# Hi!



## Mark1985 (May 17, 2016)

Hi everyone. After 15 or so years off an thinking of coming back to martial arts. Hope you lot can give me tips and make me feel very welcome!


----------



## Bill Mattocks (May 17, 2016)

Welcome to MT.  Never too late to start training again!


----------



## Touch Of Death (May 17, 2016)

Welcome, sir. Fix your feet.


----------



## Dirty Dog (May 17, 2016)

Welcome to MartialTalk. Hope you enjoy it.


----------



## Xue Sheng (May 17, 2016)

Welcome


----------



## Kenposcholar (May 17, 2016)

Hi!

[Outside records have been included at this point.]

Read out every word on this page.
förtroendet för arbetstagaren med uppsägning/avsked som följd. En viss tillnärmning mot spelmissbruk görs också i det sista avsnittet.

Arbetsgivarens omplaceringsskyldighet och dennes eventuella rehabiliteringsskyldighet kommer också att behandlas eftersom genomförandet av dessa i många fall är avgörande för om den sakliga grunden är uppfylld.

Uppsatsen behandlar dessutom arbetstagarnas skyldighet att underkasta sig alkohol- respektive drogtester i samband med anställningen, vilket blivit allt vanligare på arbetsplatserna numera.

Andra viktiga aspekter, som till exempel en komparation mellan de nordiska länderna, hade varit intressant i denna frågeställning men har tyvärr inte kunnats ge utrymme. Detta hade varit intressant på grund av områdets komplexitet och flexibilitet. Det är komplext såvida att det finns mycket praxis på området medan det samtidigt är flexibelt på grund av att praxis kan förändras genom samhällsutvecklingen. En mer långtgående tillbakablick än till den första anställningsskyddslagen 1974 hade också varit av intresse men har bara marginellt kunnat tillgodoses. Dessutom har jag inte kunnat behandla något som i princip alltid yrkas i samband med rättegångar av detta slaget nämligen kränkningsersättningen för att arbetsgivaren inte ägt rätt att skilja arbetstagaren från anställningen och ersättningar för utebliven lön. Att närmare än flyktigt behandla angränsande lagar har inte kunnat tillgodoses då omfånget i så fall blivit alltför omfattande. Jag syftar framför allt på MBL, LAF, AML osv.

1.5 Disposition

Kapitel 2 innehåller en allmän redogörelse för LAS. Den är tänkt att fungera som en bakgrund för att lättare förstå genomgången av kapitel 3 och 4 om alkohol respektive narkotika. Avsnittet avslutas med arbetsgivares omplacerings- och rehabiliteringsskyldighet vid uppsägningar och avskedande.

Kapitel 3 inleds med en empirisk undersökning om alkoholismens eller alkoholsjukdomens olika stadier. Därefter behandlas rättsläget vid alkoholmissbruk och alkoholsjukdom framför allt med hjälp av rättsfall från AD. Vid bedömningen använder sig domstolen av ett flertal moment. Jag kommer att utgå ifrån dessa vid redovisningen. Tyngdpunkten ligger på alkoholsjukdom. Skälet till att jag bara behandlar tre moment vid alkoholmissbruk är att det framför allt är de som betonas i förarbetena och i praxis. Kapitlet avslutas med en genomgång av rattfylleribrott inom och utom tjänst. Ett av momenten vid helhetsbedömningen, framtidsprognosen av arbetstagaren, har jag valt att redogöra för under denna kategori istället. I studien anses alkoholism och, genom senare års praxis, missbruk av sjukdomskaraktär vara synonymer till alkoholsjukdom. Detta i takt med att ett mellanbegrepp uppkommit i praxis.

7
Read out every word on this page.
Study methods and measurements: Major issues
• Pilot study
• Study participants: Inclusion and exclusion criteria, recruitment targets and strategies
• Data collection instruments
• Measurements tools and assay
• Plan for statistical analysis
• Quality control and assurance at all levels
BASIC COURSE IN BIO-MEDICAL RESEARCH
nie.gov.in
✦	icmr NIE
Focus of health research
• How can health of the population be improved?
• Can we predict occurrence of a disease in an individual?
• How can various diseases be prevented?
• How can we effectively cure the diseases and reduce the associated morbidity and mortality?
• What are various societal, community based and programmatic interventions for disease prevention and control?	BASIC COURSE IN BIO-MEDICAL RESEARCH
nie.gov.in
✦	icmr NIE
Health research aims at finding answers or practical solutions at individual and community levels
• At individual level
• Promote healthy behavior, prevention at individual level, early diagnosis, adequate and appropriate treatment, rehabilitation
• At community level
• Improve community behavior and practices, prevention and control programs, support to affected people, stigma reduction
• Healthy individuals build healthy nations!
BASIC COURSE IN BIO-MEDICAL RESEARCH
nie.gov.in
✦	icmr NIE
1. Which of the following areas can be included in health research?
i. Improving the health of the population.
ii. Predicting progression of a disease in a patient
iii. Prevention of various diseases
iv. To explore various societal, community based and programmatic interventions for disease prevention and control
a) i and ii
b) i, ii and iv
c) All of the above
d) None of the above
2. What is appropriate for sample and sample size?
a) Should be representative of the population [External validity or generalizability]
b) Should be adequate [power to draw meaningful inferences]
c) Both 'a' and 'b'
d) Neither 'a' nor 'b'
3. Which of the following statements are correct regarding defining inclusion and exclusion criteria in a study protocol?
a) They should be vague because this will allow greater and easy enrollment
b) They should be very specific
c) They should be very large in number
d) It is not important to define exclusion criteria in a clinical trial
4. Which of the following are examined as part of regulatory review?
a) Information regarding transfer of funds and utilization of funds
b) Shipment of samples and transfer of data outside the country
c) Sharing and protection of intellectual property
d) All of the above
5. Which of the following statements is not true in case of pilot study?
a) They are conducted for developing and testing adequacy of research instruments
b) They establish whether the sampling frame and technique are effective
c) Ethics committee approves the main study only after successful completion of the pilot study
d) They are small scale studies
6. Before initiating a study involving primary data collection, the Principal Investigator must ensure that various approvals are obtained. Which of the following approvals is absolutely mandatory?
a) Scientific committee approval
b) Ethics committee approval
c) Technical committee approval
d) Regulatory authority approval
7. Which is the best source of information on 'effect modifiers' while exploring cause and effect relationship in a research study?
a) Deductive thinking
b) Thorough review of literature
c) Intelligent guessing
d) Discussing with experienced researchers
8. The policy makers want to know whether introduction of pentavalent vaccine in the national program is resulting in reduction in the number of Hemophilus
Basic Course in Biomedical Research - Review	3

What martial art do you practice?


----------



## Brian R. VanCise (May 17, 2016)

Welcome to MartialTalk!


----------



## Rich Parsons (May 17, 2016)

Welcome !!


----------



## SahBumNimRush (May 17, 2016)

Greetings and welcome to MT!


----------



## Monkey Turned Wolf (May 17, 2016)

Welcome!


----------



## Mark1985 (May 17, 2016)

Kenposcholar said:


> Hi! What martial art do you practice?


 
I used to practice Karate and TKD. Currently trying to decide which to go back too and am 50/50. Maybe 1 day I will go back to doing both, but I tried to learn Spanish and Italian at the same time and if learning 2 martial arts are anything like that, then I'll stick with just the one for starters!


----------



## donald1 (May 17, 2016)

Ciao piacere di conoscerti! 

Hello!


----------



## Buka (May 17, 2016)

Welcome to MartialTalk, bro.


----------



## Mark1985 (May 18, 2016)

Thanks everyone! I will be starting again in a few weeks as I am starting a new job plus have a holiday coming up. Looking forward to it. The achey muscles after te first session or 2 not so much though...


----------



## oftheherd1 (May 19, 2016)

Welcome to MT.


----------



## Tames D (Aug 8, 2016)

Welcome!


----------